A recent article in the NY Times. (https://www.nytimes.com/2023/07/16/opinion/poetry-christianity-faith.html) by Tish Warren, an Anglican priest, has an interesting dialogue with her former poetry teacher…. Here’s a helpful excerpt…
Your next book is about the connection between faith and poetry, and you have quoted the poet and former head of the National Endowment for the Arts Dana Gioia, saying, “It is impossible to understand the full glory of Christianity without understanding its poetry.” What does that mean to you?

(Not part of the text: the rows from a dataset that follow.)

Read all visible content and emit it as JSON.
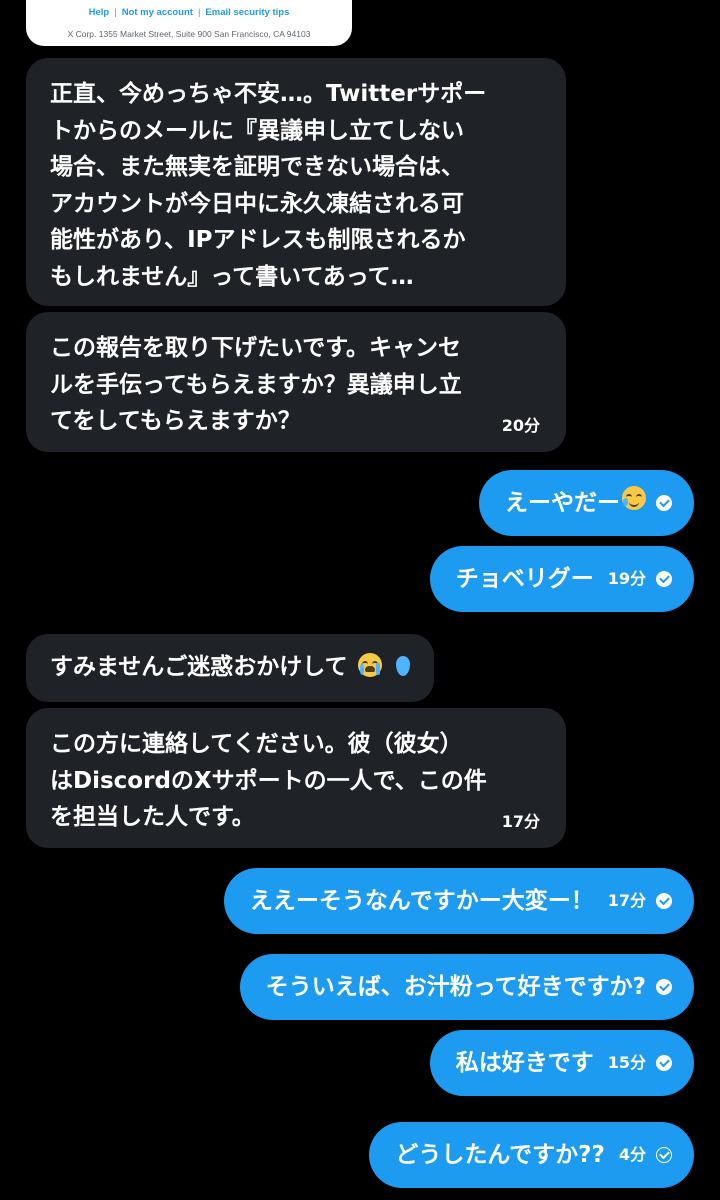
{
  "email_footer": {
    "links": [
      "Help",
      "Not my account",
      "Email security tips"
    ],
    "separator": "|",
    "address": "X Corp. 1355 Market Street, Suite 900 San Francisco, CA 94103"
  },
  "messages": [
    {
      "direction": "incoming",
      "lines": [
        "正直、今めっちゃ不安…。Twitterサポー",
        "トからのメールに『異議申し立てしない",
        "場合、また無実を証明できない場合は、",
        "アカウントが今日中に永久凍結される可",
        "能性があり、IPアドレスも制限されるか",
        "もしれません』って書いてあって…"
      ],
      "time": ""
    },
    {
      "direction": "incoming",
      "lines": [
        "この報告を取り下げたいです。キャンセ",
        "ルを手伝ってもらえますか？異議申し立",
        "てをしてもらえますか？"
      ],
      "time": "20分"
    },
    {
      "direction": "outgoing",
      "text": "えーやだー",
      "emoji": "smiling-face-with-tear",
      "time": "",
      "status": "read-check-icon"
    },
    {
      "direction": "outgoing",
      "text": "チョベリグー",
      "time": "19分",
      "status": "read-check-icon"
    },
    {
      "direction": "incoming",
      "text": "すみませんご迷惑おかけして",
      "emoji": [
        "loudly-crying-face",
        "droplet"
      ],
      "time": ""
    },
    {
      "direction": "incoming",
      "lines": [
        "この方に連絡してください。彼（彼女）",
        "はDiscordのXサポートの一人で、この件",
        "を担当した人です。"
      ],
      "time": "17分"
    },
    {
      "direction": "outgoing",
      "text": "ええーそうなんですかー大変ー！",
      "time": "17分",
      "status": "read-check-icon"
    },
    {
      "direction": "outgoing",
      "text": "そういえば、お汁粉って好きですか?",
      "time": "",
      "status": "read-check-icon"
    },
    {
      "direction": "outgoing",
      "text": "私は好きです",
      "time": "15分",
      "status": "read-check-icon"
    },
    {
      "direction": "outgoing",
      "text": "どうしたんですか??",
      "time": "4分",
      "status": "sent-check-icon"
    }
  ],
  "colors": {
    "background": "#000000",
    "incoming_bubble": "#1f2226",
    "outgoing_bubble": "#1d9bf0",
    "link": "#1d9bf0"
  }
}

There’s poetry all over Scripture, in Psalms, Song of Songs, Lamentations, Proverbs, Job, Ecclesiastes and the Prophets. And there’s poetry in the liturgy and in the hymns and songs of the church. The Bible beckons us to think about the poetry that exists beyond Scripture itself, which can help us enter into Scripture in a different way. The songwriter Andrew Peterson said: “There have always been poets underfoot. God just keeps making them.” Why does God keep making poets? In every generation and every culture across the world there are poets. There’s a great poem by W.H. Auden, an elegy for Yeats, and he says three times that poetry “survives.” No matter what else, it’s going to keep going. It’s just a part of who we are as human beings, so it behooves us to think about why is it that God made us as people who write poetry?
So why does God keep making poets? Or, to put it another way, what is this inherent human urge for poetry?
One reason I think we keep making poetry is because we are ourselves poems. There’s a verse in the Bible (Ephesians 2:10) in which we are described as the “handiwork of God.” But it’s the same Greek root that goes into the word “poetry.” It means “a made thing.” A more literal translation is that we are, as human beings, the poems of God. So we keep making poetry because we are ourselves poems.
Another way to think about it is that we keep making poetry because it’s part of natural curiosity, exploration and discovery. I trace poetry back to the story in Genesis, when God brings all the creatures of the world before Adam and says, “You name it.” Poetry is created in the world as one of the very first vocations and tasks of human beings, because poetry very often is an attempt to name the world properly, because to name it is to know it. And if we’re going to know it well, we’ve got to name it well, and if we’re going to name it well, we’ve got to pay very careful attention to this world that God has made. So I also think of poetry as the art of attention. It’s the ability to pay attention to the world and produce for the world the name of something that must be known.
How has poetry affected your faith or inspired you?
I think it’s hard to have faith without wonder. You need to have some sense of awe, mystery and not-knowing-ness to have faith in the possibilities of the world and what God has done. And I find that poetry is the art that produces in me the most wonder.